Illegal immigrants don't show up in labor statistics because they are part of an "underground economy" and often are paid off-the-books and in cash, they said. Federal unemployment statistics are based on random telephone interviews, and people living in the country illegally typically don't have listed phone numbers so they aren't contacted.

Also, they said, employment trends typically build gradually and take time to become visible to statisticians. The law didn't take effect until Sept. 29.

Malcolm Getz, an economist at Vanderbilt University in Nashville, Tenn., said short-term effects of the law will be masked by other things within the marketplace, like the continuing recovery of the financial industry.

"Empirical evidence on the issue will be several years off," Getz said. He suspects the law will hurt the state's economy in the long-run but said no proof is readily available.

He says those factors include the continuing recovery of the financial industry.

Keivan Deravi, of Auburn University Montgomery, said the only way to accurately assess the impact of the law is to research the state's agriculture and construction industries, which both have large numbers of immigrant workers.

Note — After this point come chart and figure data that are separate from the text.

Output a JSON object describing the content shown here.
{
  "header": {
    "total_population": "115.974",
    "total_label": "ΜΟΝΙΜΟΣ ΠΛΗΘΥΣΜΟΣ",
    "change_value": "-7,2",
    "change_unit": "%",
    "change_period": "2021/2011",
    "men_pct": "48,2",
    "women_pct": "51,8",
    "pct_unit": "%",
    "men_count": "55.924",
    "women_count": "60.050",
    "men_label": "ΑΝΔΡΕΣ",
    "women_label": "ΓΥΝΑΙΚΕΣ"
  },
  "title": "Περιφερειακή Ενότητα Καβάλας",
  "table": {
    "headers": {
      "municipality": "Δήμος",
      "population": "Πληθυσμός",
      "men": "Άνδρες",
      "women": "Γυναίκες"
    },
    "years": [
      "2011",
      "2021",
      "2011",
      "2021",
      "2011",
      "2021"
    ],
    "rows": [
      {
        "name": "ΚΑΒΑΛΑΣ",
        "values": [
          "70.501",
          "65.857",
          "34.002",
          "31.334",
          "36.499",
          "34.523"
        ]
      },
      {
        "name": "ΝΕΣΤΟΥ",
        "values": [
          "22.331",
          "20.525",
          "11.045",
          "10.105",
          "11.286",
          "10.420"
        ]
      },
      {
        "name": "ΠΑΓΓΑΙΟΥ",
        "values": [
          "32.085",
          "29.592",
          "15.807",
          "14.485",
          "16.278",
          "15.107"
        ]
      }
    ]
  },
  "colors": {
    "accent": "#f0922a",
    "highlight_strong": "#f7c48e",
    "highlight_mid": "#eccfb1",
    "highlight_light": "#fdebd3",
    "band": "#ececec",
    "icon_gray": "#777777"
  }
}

"(The impact) can easily be captured if we start collecting all this anecdotal information and putting it in a database, but that has not been done yet," Deravi said.

The law's effect on employment is being watched because Republican supporters said it would free up positions for legal Alabama residents. They say unemployment should fall as illegal residents flee the state, allowing legal residents to fill in the gaps.

But legal residents aren't taking all the jobs that are being vacated. The Alabama Department of Agriculture and Industries, headed by Republican Commissioner John McMillan, plans a meeting with farmers and owners of agriculture-related businesses in Mobile on Tuesday to discuss solutions to what the agency called "chronic labor shortages created by Alabama's new immigration law."

Deravi said legal residents may fill positions once held by illegal immigrations, but any such changes would likely be small so far. The random phone surveys used to compile unemployment statistics would have only a tiny chance of finding people who got work because of the law, he said.

Part of the problem is that no one knows exactly how many illegal immigrants live in the state. Similarly, no one knows exactly how many are employed or how many might show up in companies' reports or paperwork, said Ahmad Ijaz, an economist at the University of Alabama.

"Most illegal immigrants are not included in the labor force. They generally work off the official payrolls for subcontractors or sub-subcontractors so no one really knows the exact numbers," Ijaz said. "Besides, (the) construction industry is in a recession anyway, so it will be awhile before we know once the construction industry picks back up to what the impact is."

Getz, in an interview conducted by email, said it will be difficult to ever get an accurate idea of the effects of the law.

"What changes are due to immigration policy and what is due to other events is difficult to say," he said. "Associating specific changes to immigration policy when many forces are at play is speculative. Careful analysis won't be possible for a number of years."